Newest to the Süperkraut line is Mojito, “made because of a dare” to create a kraut flavored with mint, whose first batch sold out within two hours of its introduction. After a sample, this correspondent can testify that it’s fresh-tasting, zingy, crunchy and delicious.
It’s the natural fermentation process that preserves the crunch, unlike supermarket brands of kraut that are pickled and pasteurized to a characterless mush that does nothing to repopulate one’s gut with diverse friendly bacteria. Süperkrauts are fermented in small batches in 15-liter glass olive jars with airlocks so that CO2 can escape without oxygen getting in, and it’s sold both in jars and one-pound pouches (also containing a valve) of BPA-free, phthalate-free plastic.

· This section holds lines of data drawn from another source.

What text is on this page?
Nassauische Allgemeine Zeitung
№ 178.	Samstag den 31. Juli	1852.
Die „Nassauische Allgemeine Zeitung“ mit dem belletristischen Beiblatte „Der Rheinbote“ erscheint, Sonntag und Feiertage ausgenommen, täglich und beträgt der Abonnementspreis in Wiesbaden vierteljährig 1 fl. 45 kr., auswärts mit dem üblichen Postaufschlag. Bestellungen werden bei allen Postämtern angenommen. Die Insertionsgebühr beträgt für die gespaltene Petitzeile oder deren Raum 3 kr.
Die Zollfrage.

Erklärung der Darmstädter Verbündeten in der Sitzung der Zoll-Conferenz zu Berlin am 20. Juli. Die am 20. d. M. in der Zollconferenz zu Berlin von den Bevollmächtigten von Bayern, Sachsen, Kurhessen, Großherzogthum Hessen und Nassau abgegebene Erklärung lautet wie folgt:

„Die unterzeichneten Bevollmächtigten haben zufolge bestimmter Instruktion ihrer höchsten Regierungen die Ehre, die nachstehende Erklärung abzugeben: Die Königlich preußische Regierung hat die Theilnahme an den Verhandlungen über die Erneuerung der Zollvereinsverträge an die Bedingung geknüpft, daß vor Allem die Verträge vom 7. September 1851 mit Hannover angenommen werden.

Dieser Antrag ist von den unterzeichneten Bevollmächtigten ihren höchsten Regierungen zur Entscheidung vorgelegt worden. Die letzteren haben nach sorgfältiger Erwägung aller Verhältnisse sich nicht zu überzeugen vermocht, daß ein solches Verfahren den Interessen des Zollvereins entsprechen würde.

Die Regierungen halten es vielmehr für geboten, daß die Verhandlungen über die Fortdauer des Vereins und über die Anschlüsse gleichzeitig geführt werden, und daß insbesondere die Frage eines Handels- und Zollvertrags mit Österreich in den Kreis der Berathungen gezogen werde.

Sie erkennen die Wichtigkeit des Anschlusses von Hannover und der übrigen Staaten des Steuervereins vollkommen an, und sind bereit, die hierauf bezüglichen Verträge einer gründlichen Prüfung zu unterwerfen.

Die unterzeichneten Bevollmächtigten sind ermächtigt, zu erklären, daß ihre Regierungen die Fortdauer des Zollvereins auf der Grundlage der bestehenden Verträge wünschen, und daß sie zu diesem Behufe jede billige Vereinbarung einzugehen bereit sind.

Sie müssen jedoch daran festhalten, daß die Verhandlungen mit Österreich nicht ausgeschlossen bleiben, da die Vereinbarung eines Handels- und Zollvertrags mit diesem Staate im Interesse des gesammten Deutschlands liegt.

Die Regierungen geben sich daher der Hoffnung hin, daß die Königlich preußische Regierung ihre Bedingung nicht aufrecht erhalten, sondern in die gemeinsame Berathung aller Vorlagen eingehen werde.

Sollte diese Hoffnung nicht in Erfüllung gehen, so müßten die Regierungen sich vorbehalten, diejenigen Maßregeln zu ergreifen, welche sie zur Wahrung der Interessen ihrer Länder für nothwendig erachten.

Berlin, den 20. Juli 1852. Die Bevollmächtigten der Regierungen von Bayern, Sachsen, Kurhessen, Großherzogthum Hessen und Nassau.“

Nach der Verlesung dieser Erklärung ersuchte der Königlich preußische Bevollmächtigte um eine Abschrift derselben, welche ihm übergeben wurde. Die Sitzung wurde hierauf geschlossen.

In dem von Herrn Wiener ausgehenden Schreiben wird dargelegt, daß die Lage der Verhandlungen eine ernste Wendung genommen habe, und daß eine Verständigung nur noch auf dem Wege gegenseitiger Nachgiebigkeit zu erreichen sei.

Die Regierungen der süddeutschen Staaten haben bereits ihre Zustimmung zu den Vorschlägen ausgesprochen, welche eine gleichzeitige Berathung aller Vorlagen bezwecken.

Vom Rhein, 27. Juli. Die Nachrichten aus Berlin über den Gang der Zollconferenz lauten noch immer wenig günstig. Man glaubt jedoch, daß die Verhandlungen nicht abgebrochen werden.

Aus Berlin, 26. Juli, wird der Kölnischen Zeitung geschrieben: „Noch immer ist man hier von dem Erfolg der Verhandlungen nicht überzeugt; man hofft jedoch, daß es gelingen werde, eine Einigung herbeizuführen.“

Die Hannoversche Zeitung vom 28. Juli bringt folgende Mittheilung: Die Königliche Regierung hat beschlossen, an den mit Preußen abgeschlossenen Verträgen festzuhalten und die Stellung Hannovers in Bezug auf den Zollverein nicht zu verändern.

Schifler and Azank go to great lengths to use only sustainably farmed ingredients in their krauts and recycled materials in their packaging, as well as to compost 93 percent of their food wastes. Their idealistic business approach extends to a plan to plow five percent of proceeds from sales back into a cross-disciplinary curriculum to teach inner-city kids in Newburgh about food fermentation. “It’s not supposed to be just a money-making enterprise,” says Schifler. “I owe my son’s life to this…. I think everybody should experience what probiotics can do for you.”